65歳以上の高齢者が人口全体に占める比率を「高齢化率」と呼んでいますが日本は諸外国に比し圧倒的に高い超高齢化社会となっています(2013/10に25,1%)。その比率が7%を超えると「高齢化社会」、14%を超えると「高齢社会」と定義されています。日本では1970年に高齢化社会へ、1994年に高齢社会へ突入しました。その間僅か24年で西欧諸国に比し、著しく短くなっています。アジア諸国でも中国は25年、シンガポールは20年、韓国は18年とさらに縮小し、アジア地域での高齢化のスピードは速まっています。これは少子化と長寿化が同時進行しているためですが、その社会の変化のスピードに年金制度や医療・介護制度などの社会諸制度の整備は追いついていません。
我が国では80年代に徐々に60歳定年への移行が行われ、現在は年金受給年齢の引き下げに対応する形で、実質定年の延長が段階的に65歳へと延長されています。労働力人口の減少から、韓国では昨年60歳定年への移行が決まり、最近インドネシアでも同様の発表がなされました。
我が国に比し一人当たり所得水準が低く、諸制度の整備が不十分なアジア諸国の高齢化はより悲惨な状況を惹起する可能性を秘めています。医療・介護、年金制度等の持続可能な制度設計や、自治体や市民活動によるソフト面の支援の仕組み等は、財源に限りがあるこれらの国ではより注目し事前に研究しておくべきです。

最近の新聞やTV報道などを見ていますと、超高齢化社会をいかに乗り切るかという話題に事欠きません。本日の朝日新聞は1979年に第一期の入居が始まった、横浜「若葉台団地」(東京ドーム19個分、75棟、人口15,000人)の様子を報じています。人口65歳以上が全体の35%を超え(市内平均の1,7倍)、迫りくる孤独死や痴呆症患者の増加を懸念し、地域を包括するケア・システムの構築を検討し始めています。「若葉台団地」の例は日本全体からみると新しい事例かもしれません。より早く大規模開発が進んだ多摩ニュータウン〈東京〉や千里ニュータウン〈大阪〉の例、地方都市の高齢化はより厳しい状況にあることが容易に想像出来ます。
高齢化社会の課題に対応するため、主治医の制度化、医療や介護のトータル・ケア・システムの確立は勿論のことですが、コミュニティーの崩壊により地域や団地内での居住者の状況把握すら難しくなってきている今、公的支援の限界は目に見えています。NPOや社協、自治会や町内会等を総動員し孤独死対策、徘徊老人の見守り等の体制を整備する必要があります。これらの社会的課題に市民活動が継続的に力を発揮するためには単なる無償のボランティアに依存するのではなく、「社会的企業」(ビジネスの手法で永続的事業として成立する仕組み、但し私企業ながら定款で社会貢献活動を明記させる)の概念を導入することも検討すべき課題です(英国や韓国では2006年に既に導入済み)。

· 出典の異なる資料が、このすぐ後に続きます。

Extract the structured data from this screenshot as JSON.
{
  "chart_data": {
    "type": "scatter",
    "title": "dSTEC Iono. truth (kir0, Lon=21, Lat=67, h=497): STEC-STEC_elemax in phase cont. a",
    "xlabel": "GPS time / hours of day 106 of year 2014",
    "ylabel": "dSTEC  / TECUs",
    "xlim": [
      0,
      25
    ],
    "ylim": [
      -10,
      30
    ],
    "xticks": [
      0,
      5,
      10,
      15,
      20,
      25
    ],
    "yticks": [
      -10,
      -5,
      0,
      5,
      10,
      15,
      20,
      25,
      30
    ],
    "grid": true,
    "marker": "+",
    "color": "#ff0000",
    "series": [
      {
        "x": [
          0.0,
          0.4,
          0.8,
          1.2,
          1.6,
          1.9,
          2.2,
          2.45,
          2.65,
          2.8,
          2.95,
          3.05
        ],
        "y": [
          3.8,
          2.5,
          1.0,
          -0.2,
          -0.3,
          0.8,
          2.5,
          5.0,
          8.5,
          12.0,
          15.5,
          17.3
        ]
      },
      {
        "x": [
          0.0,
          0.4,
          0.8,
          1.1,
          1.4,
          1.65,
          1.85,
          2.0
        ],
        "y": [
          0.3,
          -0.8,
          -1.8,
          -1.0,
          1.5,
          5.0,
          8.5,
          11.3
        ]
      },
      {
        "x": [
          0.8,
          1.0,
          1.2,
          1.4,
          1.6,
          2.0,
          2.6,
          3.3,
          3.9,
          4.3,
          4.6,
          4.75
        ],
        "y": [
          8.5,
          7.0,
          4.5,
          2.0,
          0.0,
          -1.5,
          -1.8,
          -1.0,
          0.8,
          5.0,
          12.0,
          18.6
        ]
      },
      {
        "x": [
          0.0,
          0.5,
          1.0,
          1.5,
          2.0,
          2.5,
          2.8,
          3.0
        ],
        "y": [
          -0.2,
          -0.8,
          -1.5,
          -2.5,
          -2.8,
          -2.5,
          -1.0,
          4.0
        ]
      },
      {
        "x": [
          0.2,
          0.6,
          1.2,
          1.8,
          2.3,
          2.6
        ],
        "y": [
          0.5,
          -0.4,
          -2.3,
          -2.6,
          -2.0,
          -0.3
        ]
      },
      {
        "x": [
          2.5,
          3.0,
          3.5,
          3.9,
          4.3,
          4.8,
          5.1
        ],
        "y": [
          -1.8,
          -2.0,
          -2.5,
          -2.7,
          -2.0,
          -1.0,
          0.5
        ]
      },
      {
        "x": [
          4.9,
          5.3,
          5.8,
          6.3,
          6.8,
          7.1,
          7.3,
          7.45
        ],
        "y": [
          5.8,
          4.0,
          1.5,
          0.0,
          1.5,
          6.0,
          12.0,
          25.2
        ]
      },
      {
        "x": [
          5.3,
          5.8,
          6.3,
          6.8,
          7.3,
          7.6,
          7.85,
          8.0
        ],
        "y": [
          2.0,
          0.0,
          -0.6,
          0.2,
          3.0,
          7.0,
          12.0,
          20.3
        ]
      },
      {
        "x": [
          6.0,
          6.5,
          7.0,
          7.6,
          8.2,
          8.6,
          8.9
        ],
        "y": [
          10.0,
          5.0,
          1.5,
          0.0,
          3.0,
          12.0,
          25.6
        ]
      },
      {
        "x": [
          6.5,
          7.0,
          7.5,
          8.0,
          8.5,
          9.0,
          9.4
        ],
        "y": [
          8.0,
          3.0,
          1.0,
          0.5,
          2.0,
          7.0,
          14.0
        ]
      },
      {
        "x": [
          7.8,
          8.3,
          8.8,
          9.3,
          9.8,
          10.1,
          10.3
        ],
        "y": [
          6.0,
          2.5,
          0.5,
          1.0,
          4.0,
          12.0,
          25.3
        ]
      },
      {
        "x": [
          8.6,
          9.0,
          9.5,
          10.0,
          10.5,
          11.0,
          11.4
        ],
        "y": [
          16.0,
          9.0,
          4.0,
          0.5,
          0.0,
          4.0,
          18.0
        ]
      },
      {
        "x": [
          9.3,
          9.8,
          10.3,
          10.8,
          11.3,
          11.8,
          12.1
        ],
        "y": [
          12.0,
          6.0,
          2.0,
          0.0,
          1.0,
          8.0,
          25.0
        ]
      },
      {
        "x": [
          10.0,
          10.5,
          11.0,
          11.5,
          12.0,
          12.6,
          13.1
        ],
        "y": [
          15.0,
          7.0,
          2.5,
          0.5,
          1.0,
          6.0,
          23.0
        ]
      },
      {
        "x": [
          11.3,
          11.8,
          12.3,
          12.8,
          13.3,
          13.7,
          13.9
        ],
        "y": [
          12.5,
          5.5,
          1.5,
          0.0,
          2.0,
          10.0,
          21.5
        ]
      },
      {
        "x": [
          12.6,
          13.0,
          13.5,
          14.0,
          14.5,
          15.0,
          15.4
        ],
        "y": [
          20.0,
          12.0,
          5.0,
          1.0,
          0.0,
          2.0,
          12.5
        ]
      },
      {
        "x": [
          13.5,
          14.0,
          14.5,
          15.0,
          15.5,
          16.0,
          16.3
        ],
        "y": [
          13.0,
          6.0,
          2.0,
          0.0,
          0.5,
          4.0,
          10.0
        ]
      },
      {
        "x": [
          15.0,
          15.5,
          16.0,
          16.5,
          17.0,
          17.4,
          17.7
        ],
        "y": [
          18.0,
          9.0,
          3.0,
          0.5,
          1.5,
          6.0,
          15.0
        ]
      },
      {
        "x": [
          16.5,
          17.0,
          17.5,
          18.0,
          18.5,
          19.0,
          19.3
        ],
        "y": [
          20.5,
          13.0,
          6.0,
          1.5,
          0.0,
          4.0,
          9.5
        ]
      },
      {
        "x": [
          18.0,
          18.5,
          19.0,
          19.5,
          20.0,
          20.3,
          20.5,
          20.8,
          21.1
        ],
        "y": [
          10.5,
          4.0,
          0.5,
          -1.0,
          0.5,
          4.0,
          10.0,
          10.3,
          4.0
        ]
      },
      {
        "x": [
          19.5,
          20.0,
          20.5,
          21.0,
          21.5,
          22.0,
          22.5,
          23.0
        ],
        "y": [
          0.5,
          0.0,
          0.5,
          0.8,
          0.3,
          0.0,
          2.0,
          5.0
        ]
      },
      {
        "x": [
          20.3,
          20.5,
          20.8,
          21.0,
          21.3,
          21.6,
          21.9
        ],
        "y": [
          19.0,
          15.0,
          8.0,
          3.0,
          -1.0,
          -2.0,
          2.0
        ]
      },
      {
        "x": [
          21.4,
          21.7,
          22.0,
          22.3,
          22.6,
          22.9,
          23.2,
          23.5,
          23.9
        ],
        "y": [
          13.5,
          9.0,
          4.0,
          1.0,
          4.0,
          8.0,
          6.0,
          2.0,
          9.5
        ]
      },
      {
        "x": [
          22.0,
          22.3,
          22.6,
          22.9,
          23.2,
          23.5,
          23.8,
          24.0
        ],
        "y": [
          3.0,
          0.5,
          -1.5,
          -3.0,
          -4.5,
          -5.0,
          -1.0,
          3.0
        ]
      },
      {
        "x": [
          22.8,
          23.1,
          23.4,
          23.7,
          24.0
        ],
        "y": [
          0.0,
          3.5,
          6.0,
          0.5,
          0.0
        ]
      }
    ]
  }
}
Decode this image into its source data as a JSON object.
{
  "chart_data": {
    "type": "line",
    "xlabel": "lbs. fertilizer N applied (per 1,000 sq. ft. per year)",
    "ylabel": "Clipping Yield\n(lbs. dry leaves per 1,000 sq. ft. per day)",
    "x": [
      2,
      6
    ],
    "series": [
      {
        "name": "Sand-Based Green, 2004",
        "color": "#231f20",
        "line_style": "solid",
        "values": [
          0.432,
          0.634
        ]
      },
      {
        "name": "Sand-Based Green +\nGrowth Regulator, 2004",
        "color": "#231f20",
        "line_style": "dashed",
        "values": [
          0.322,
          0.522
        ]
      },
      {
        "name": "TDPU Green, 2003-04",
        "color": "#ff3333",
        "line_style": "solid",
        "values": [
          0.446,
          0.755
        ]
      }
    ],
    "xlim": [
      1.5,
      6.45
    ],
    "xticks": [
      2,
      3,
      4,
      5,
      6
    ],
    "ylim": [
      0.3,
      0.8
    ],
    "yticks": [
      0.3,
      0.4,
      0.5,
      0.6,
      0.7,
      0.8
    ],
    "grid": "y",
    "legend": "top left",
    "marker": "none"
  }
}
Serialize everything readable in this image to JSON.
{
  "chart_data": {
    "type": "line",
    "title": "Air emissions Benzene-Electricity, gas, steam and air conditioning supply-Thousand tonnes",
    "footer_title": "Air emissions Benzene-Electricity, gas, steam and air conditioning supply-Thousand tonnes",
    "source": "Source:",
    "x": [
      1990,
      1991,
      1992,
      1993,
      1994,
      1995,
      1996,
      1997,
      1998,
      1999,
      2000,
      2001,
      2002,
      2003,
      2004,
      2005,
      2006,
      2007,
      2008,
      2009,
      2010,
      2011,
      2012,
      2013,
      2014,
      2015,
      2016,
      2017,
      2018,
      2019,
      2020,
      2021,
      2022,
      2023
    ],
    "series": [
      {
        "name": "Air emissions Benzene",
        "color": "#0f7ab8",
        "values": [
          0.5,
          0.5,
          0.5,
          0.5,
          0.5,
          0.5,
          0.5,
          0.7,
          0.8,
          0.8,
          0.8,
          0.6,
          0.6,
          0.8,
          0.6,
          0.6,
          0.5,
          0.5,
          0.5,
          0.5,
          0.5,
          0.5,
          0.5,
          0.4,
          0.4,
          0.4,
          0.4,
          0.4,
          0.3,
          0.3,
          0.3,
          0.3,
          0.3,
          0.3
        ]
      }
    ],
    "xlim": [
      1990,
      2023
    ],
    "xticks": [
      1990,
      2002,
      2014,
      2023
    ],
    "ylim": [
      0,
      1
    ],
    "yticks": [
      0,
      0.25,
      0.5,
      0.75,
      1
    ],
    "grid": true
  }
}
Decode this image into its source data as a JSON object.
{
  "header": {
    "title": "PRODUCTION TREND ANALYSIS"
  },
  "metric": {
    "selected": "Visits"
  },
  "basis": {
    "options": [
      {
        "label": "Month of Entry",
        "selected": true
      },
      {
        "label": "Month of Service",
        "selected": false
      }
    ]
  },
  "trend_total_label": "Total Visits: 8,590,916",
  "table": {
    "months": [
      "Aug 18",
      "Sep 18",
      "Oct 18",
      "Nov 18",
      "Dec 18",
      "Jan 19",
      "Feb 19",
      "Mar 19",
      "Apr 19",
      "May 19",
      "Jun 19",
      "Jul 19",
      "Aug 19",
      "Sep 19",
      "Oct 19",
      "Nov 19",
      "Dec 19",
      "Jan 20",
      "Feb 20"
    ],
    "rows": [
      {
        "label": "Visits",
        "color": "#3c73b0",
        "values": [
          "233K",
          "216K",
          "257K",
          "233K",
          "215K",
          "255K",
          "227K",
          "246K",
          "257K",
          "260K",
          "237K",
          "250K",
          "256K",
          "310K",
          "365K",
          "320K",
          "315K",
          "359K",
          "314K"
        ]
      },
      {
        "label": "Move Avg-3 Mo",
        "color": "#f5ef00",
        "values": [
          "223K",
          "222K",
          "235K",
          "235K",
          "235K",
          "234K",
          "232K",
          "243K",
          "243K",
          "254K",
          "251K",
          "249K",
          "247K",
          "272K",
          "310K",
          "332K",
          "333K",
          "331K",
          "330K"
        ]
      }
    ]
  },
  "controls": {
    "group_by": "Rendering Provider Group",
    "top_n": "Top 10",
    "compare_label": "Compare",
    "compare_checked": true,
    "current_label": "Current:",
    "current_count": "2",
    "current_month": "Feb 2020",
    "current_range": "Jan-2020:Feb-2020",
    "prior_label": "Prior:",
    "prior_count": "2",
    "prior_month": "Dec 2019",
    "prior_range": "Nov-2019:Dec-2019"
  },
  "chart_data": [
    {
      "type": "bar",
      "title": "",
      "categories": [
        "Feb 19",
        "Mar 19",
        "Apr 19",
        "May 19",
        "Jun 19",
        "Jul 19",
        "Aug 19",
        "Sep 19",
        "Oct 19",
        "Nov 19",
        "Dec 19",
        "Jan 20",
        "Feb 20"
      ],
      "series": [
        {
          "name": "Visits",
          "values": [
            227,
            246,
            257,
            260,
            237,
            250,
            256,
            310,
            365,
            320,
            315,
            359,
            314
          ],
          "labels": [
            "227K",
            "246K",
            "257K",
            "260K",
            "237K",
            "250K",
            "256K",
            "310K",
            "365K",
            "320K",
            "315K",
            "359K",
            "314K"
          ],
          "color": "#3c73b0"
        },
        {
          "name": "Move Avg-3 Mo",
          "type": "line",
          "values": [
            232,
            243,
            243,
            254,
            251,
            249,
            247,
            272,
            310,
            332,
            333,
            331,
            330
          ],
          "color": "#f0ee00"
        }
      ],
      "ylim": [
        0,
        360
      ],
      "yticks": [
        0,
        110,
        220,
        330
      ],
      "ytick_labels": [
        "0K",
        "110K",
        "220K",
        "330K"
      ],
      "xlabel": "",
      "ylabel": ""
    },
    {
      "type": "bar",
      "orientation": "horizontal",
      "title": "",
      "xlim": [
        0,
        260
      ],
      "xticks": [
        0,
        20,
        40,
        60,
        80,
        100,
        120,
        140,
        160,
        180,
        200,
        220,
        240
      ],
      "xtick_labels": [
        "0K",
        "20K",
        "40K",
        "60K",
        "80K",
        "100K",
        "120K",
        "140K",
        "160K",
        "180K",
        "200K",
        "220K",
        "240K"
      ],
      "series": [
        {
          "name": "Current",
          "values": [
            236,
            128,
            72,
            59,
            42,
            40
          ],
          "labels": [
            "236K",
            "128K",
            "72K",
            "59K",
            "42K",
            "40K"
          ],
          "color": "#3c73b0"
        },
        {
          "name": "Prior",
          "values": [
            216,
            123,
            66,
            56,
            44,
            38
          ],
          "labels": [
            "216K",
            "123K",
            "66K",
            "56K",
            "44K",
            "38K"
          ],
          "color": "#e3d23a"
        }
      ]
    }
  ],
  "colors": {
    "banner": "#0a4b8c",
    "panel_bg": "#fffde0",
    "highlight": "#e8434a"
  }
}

さて最近、内閣府は26年度版の「高齢社会白書」を公表しました。

平成26年版高齢社会白書(概要版)

この白書は毎年更新されていますが、第三節―高齢期に向けた「備え」に関する意識の中で、65歳を超えても働くことを希望する人が約半分いることを発表しています。その動機に経済的理由、生き甲斐、友達造り等を挙げていますが、健康な高齢者が増え、長寿社会が広がっているわけですから当然のことです。問題はこれらの高齢者が働く職場をどのように創造するかにかかっています。また、40-50代から高齢になっても現業で活用できるスキルをどのように身に付けさせるかにかかっています。この点、白書の毎年の高齢者対策の枠組み、施策の実施状況を見ると厚労省の本気度を疑いたくなります。

NPOプラチナ・ギルドの会で企業と協働して、企業内シニア層の「気づきセミナー」の実施を検討しているのはこの辺りにその理由があります。